Par Gérard Noiriel (historien), le 2 novembre 2018
Dans une tribune publiée par le journal Le Monde
(20/11/2018), le sociologue Pierre Merle écrit que « le mouvement des
« gilets jaunes » rappelle les jacqueries de l’Ancien Régime et des
périodes révolutionnaires ». Et il s’interroge: « Les leçons de
l’histoire peuvent-elles encore être comprises ? »
Je suis convaincu, moi aussi, qu’une mise en
perspective historique de ce mouvement social peut nous aider à le
comprendre. C’est la raison pour laquelle le terme de « jacquerie »
(utilisé par d’autres commentateurs et notamment par Eric Zemmour,
l’historien du Figaro récemment adoubé par France Culture dans
l’émission d’Alain Finkielkraut qui illustre parfaitement le titre de
son livre sur « la défaite de la pensée ») ne me paraît pas pertinent.

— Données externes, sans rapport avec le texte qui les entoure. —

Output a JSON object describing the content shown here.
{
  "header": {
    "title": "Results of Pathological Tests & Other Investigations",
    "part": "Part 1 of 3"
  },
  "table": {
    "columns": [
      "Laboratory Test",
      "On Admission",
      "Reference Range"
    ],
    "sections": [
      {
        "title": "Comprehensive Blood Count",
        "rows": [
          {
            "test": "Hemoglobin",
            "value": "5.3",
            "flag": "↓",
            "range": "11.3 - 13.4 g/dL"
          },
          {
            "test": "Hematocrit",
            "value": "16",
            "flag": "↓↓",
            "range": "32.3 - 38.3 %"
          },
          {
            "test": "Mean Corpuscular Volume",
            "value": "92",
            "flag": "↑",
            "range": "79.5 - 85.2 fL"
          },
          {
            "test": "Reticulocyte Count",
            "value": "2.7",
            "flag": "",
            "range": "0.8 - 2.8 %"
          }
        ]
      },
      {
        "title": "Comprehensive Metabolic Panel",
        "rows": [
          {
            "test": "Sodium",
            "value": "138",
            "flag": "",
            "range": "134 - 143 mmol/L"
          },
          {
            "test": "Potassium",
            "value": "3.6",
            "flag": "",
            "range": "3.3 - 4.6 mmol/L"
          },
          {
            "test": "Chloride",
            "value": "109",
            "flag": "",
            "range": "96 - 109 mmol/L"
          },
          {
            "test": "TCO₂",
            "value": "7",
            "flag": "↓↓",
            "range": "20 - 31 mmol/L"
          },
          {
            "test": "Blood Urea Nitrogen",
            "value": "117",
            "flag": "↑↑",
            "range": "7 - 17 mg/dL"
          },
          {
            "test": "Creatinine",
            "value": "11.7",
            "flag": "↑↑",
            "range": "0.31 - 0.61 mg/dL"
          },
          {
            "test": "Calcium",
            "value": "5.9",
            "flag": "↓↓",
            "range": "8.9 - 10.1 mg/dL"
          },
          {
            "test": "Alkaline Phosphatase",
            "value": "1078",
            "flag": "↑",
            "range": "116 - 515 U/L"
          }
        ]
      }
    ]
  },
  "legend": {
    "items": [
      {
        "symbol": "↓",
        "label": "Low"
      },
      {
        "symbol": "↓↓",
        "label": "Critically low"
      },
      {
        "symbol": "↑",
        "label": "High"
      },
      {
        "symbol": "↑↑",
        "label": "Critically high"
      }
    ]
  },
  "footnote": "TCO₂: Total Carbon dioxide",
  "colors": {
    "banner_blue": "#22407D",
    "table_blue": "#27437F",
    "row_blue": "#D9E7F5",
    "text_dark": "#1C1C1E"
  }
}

Dans mon Histoire populaire de la France, j’ai montré que tous les
mouvements sociaux depuis le Moyen Age avaient fait l’objet d’une lutte
intense entre les dominants et les dominés à propos de la définition et
de la représentation du peuple en lutte. Le mot « jacquerie » a servi à
désigner les soulèvements de ces paysans que les élites surnommaient les
« jacques », terme méprisant que l’on retrouve dans l’expression
« faire le Jacques » (se comporter comme un paysan lourd et stupide).